Aux Etats Unis, l’American Jewish World Service (AJWS) [le Service mondial américain] est à la tête de l’aide financière juive dans les zones infectées. Il finance 10 groupes au Libéria et un au Sénégal qui travaillent à contenir l’épidémie.

Ces groupes utilisent entre autres les chaînes de radio et les organismes médiatiques ruraux pour faire passer des messages de santé publique pour combattre Ebola. Ils forment et équipent les volontaires pour qu’ils distribuent du matériel d’hygiène et des brochures de renseignement aux habitations locales. Ils proposent aussi un soutien psychologique aux survivants du virus Ebola et à leurs familles. Ils rénovent aussi une clinique qui servira de centre de quarantaine et de triage. Dans certains cas, ils fournissent même les premiers soins aux locaux en raison de l’effondrement du système de sécurité sociale.

« Lorsque l’épidémie s’est étendue cet été, nous avons consulté nos bénéficiaires au Libéria. Nous avons ainsi pu connaître l’étendue de leurs besoins pour répondre à l’épidémie dans leurs communautés », relate Ruth Messinger, la présidente d’American Jewish World Service. « Ces militants des groupes locaux sont les mieux placés pour faire ce travail car ils sont déjà sur place, bien établis, et les membres de la communauté ont confiance en eux ».

L’AJWS a déboursé 142 000 dollars qu’il a versé à ses organisations bénéficiaires et a recueilli 820 000 dollars de différents donateurs. La majorité de cette somme a été réunie ces six dernières semaines. L’AJWS souhaitait dans un premier temps réunir 200 000 dollars mais a décidé d’augmenter cet objectif à 1 million de dollars.

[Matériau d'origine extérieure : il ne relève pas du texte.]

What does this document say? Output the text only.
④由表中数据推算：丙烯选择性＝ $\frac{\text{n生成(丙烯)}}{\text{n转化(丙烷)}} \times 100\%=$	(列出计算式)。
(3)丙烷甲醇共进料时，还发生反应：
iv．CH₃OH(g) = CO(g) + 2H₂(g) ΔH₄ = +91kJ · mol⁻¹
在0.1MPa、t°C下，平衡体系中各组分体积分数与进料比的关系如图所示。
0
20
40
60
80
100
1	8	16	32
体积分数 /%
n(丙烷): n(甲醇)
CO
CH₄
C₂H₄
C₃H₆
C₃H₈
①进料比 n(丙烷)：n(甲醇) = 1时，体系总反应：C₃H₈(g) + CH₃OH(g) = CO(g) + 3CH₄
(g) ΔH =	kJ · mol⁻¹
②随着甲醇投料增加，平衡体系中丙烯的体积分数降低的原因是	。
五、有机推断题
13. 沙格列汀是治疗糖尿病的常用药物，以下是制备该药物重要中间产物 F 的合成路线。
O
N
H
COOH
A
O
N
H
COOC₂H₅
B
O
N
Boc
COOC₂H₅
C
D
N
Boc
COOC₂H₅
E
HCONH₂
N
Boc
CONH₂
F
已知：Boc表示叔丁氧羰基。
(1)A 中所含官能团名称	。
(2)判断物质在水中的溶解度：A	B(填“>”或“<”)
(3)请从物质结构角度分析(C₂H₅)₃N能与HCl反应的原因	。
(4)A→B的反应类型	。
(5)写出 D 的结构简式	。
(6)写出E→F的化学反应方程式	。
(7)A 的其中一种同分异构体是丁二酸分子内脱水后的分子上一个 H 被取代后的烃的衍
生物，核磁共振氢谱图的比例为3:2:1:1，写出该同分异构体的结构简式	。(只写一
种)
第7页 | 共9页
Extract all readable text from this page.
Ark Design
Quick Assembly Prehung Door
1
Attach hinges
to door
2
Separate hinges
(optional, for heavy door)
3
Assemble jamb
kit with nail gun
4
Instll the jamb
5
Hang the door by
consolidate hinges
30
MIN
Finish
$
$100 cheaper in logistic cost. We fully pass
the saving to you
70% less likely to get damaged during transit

Malgré toutes les difficultés qu’il a pu éprouver en travaillant en zone Ebola, Polizer nuance ces propos en décrivant des moments de grande satisfaction.

Pendant l’atelier de gestion de stress de d’IsraAID pour les travailleurs humanitaires et les survivants d’Ebola, les dirigeants emploient différentes techniques pour détendre les personnes. Ils font des jeux de rôles pour permettre aux survivants à supporter le regard des autres qui les stigmatisent et les rejettent car ils ont eu le malheur d’avoir contracté le virus. Le personnel humanitaire suit une thérapie de danse et de mouvements pour retrouver le moral et des exercices de respiration pour les aider à se détendre.

Une infirmière en chef d’un hôpital en dehors de Freetown a participé à l’une des sessions de gestion du stress d’IsraAID. Elle faisait un burn out et était effrayée car elle avait perdu plus de 35 collègues à cause du virus Ebola, se remémore Polizer. Les instructeurs ont aidé l’infirmière grâce à la technique de relaxation où les participants ferment les yeux et imaginent qu’ils sont dans un endroit sûr.

L’infirmière s’est endormie et lorsqu’elle s’est réveillée, elle souriait. C’est la première depuis le début de l’épidémie, a-t-elle confié à Polizer, qu’elle a pu profiter d’un sommeil reposant.